Sanssouci Palace in Potsdam

Sanssouci is in Potsdam, a city about 40 minute outside of Berlin. It took me 2 trains and a bus to get there but the enormous gardens and magnificent palaces are a must-visit if you have quite a bit of time in Berlin… and if you are into those kinds of things like me. 😉 It’s the largest heritage site in the world! Construction of the complex began 300 years ago by Prussian Kings and are extremely well-preserved. The sight is huge so there wasn’t much crowding although most of the palace rooms were closed off and you could only access a few. You also had to pay 3€ for a photo permit, which is valid in all the palaces and they are quite strict about that, but I guess they have to do something to get more funding for the upkeep of the palaces. Admission fees are for the palaces and wash rooms (yes, you have to pay to use it and apparently that’s common throughout Europe) but the park is free.

Wear comfortable shoes because you’ll be doing a LOT of walking in the gardens or you can throw on fitness gear and running shoes like I did and run/walk the gardens! Unfortunately I discovered the bike rental place too late so I just sucked it up and travelled by foot. Much slower but just as serene! A runner’s paradise.

Sachsenhausen Concentration Camp

The other highlight of my Berlin trip was visiting Sachsenhausen.
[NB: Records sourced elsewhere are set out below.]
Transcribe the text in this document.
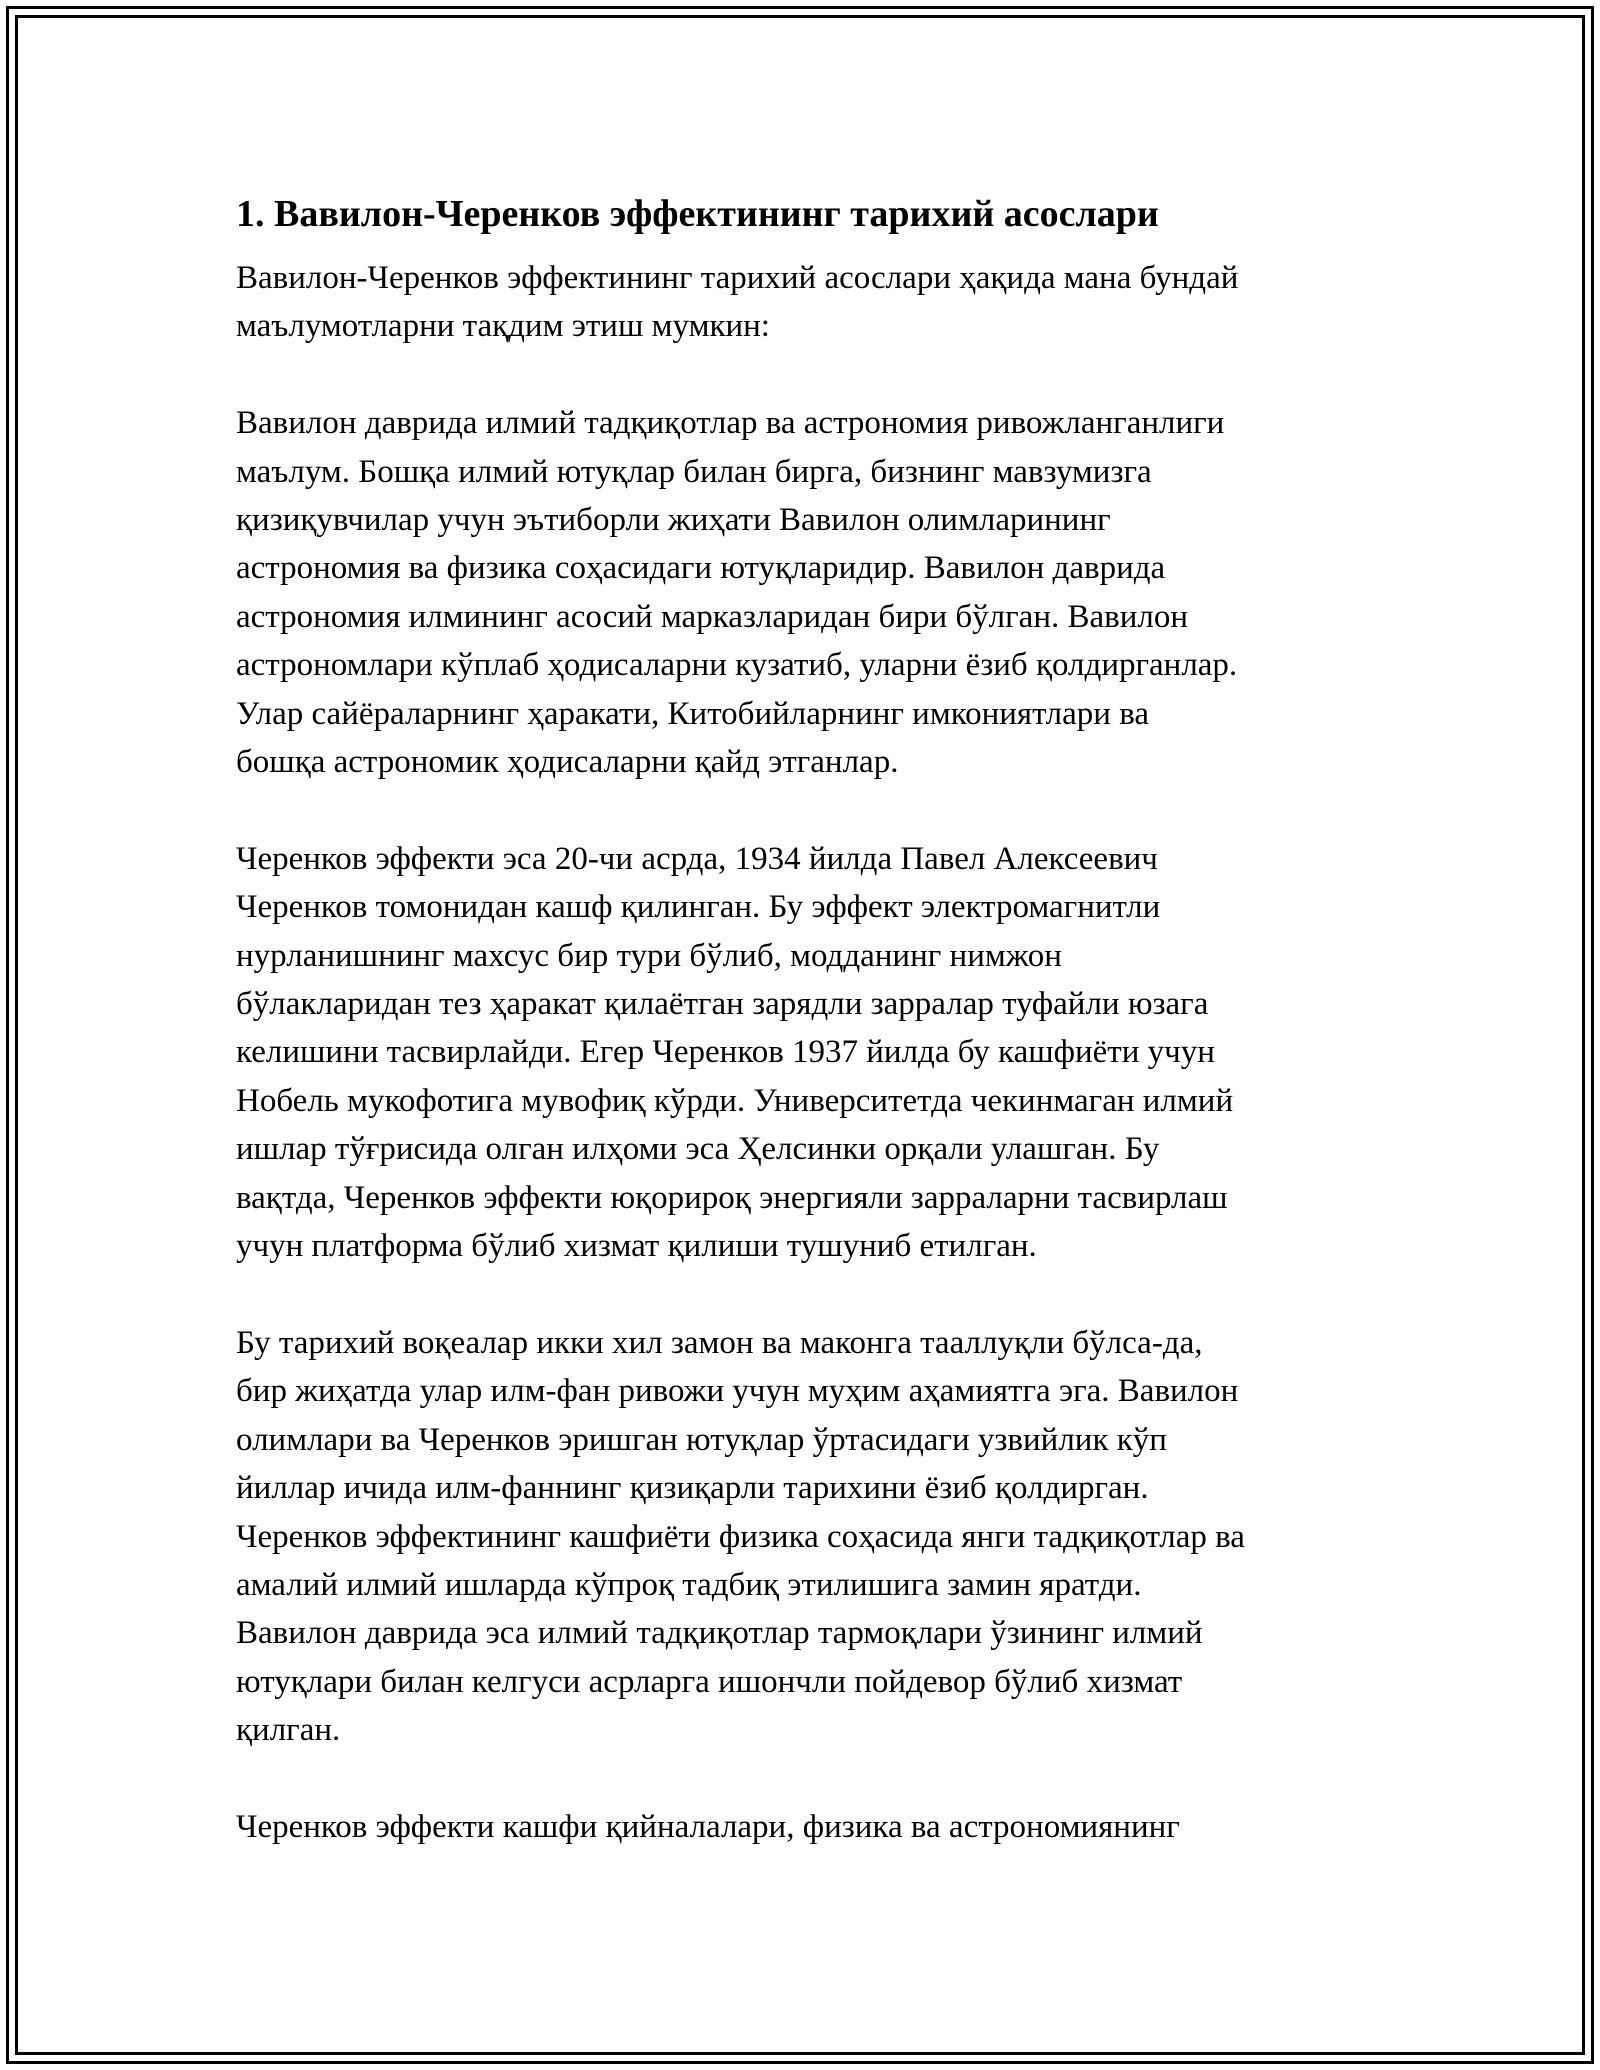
1. Вавилон-Черенков эффектининг тарихий асослари

Вавилон-Черенков эффектининг тарихий асослари ҳақида мана бундай
маълумотларни тақдим этиш мумкин:

Вавилон даврида илмий тадқиқотлар ва астрономия ривожланганлиги
маълум. Бошқа илмий ютуқлар билан бирга, бизнинг мавзумизга
қизиқувчилар учун эътиборли жиҳати Вавилон олимларининг
астрономия ва физика соҳасидаги ютуқларидир. Вавилон даврида
астрономия илмининг асосий марказларидан бири бўлган. Вавилон
астрономлари кўплаб ҳодисаларни кузатиб, уларни ёзиб қолдирганлар.
Улар сайёраларнинг ҳаракати, Китобийларнинг имкониятлари ва
бошқа астрономик ҳодисаларни қайд этганлар.

Черенков эффекти эса 20-чи асрда, 1934 йилда Павел Алексеевич
Черенков томонидан кашф қилинган. Бу эффект электромагнитли
нурланишнинг махсус бир тури бўлиб, модданинг нимжон
бўлакларидан тез ҳаракат қилаётган зарядли зарралар туфайли юзага
келишини тасвирлайди. Егер Черенков 1937 йилда бу кашфиёти учун
Нобель мукофотига мувофиқ кўрди. Университетда чекинмаган илмий
ишлар тўғрисида олган илҳоми эса Ҳелсинки орқали улашган. Бу
вақтда, Черенков эффекти юқорироқ энергияли зарраларни тасвирлаш
учун платформа бўлиб хизмат қилиши тушуниб етилган.

Бу тарихий воқеалар икки хил замон ва маконга тааллуқли бўлса-да,
бир жиҳатда улар илм-фан ривожи учун муҳим аҳамиятга эга. Вавилон
олимлари ва Черенков эришган ютуқлар ўртасидаги узвийлик кўп
йиллар ичида илм-фаннинг қизиқарли тарихини ёзиб қолдирган.
Черенков эффектининг кашфиёти физика соҳасида янги тадқиқотлар ва
амалий илмий ишларда кўпроқ тадбиқ этилишига замин яратди.
Вавилон даврида эса илмий тадқиқотлар тармоқлари ўзининг илмий
ютуқлари билан келгуси асрларга ишончли пойдевор бўлиб хизмат
қилган.

Черенков эффекти кашфи қийналалари, физика ва астрономиянинг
I read and watch a lot of books, articles and documentaries about the Holocaust and this was my first time visiting a concentration camp/memorial. I opted for the audio tour (3€) and listened to every word and read the descriptions on almost every exhibit, thus spending my entire day there. I think I almost ‘bonked’ because I forgot to eat and drink– the scale of the atrocities are truly paralyzing. I was overwhelmed from the beginning— walking down the same road as the prisoners when they got off the death trains, through the camp gates, in the barracks and infirmaries, the execution pits… I left feeling tired and drained. Again, be prepared to spend a good amount of time there if you are a history enthusiast and although there is a small cafe, I would recommend bringing a lunch and water.

During my last day in Berlin, I wanted to visit the Holocaust Museum & Memorial and the Topography of Terror but I got sick (from a side  unexpected rainfall at Sachsenhausen) and only forced myself to get up by noon to feed myself and do some more neighbourhood exploring near by. Now I only have more reasons to come back because I’m in love with Berlin.